The baking pan withstands temperatures up to 500 degrees, perfect for roasting onions and gingers for phở (Vietnamese noodle soup) stock. And it’s so easy to clean — just rinse it with water or with a mild detergent, wipe and dry it (just don’t fold it).
I’m looking forward to trying casserole-type dishes that require an edge, such as deep-dish pizzas and brownies. It also seems like it would be perfect for dishes that use less fat, since the silicone baking pan is nonstick and does not require tons of oil or butter, as some pans require greasing before baking.

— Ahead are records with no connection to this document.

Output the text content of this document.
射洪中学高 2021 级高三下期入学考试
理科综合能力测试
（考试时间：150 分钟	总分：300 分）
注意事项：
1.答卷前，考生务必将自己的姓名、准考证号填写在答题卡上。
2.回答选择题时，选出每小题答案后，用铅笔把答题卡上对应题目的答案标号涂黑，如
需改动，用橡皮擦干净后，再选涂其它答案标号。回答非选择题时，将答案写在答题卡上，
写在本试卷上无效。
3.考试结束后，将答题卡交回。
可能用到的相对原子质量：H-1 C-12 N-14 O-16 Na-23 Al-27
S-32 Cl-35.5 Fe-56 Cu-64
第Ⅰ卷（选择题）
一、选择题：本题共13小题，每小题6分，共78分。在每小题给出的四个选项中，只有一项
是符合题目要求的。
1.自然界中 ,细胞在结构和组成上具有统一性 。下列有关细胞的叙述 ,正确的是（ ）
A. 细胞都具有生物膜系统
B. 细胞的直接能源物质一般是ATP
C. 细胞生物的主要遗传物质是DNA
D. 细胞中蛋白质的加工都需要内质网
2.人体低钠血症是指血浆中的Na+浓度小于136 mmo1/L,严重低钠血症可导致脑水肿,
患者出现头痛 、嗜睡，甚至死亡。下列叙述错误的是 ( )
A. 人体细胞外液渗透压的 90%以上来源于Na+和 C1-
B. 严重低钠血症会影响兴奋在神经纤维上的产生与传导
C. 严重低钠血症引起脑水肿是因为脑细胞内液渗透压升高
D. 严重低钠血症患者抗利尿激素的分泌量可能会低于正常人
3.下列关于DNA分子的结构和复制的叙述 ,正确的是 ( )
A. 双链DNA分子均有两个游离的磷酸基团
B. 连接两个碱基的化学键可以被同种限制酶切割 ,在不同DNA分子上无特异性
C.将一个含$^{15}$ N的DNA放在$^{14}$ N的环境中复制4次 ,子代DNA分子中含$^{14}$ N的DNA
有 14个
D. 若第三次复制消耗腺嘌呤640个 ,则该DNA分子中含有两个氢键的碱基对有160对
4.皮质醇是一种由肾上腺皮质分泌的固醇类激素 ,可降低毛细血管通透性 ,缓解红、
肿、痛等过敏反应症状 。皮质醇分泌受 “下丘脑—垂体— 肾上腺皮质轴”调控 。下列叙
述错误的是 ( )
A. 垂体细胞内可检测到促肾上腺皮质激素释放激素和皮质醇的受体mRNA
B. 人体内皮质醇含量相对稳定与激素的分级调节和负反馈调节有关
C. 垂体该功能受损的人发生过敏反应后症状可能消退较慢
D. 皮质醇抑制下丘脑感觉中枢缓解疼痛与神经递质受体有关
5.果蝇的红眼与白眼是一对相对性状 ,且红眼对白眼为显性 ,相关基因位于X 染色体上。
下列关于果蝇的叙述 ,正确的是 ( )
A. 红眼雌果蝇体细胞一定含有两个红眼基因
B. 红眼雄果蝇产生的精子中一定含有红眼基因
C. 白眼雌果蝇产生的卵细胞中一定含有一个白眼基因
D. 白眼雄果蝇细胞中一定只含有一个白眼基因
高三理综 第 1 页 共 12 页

Since I wanted to quickly roast some butternut squash for my toddler, I found this to be the perfect size — not too large, and sturdy once I placed it over a baking pan. The butternut squash was delicious — not oily or greasy, just caramelized with the honey and lightly accented with a little thyme.
Roasted Butternut Squash with Honey and Thyme
- 2 cups peeled, cubed butternut squash
- ½ tablespoon unsalted butter
- Leaves from 2 sprigs thyme
- 1 tablespoon honey
- 1 pinch kosher salt
- Freshly cracked black pepper
- Preheat oven to 425°F.
- In a small microwave-safe bowl, combine the butter, thyme, honey, salt and black pepper. Microwave for 15 seconds, or until the butter is melted. Stir to combine. Toss with the butternut squash cubes in a medium bowl until evenly coated.
- Pour butternut squash cubes onto the Silpat Entremet silicone baking pan. Roast for 20 minutes. Flip the butternut squash and roast for an additional 5-10 minutes, or until fork-tender. Makes 2 cups.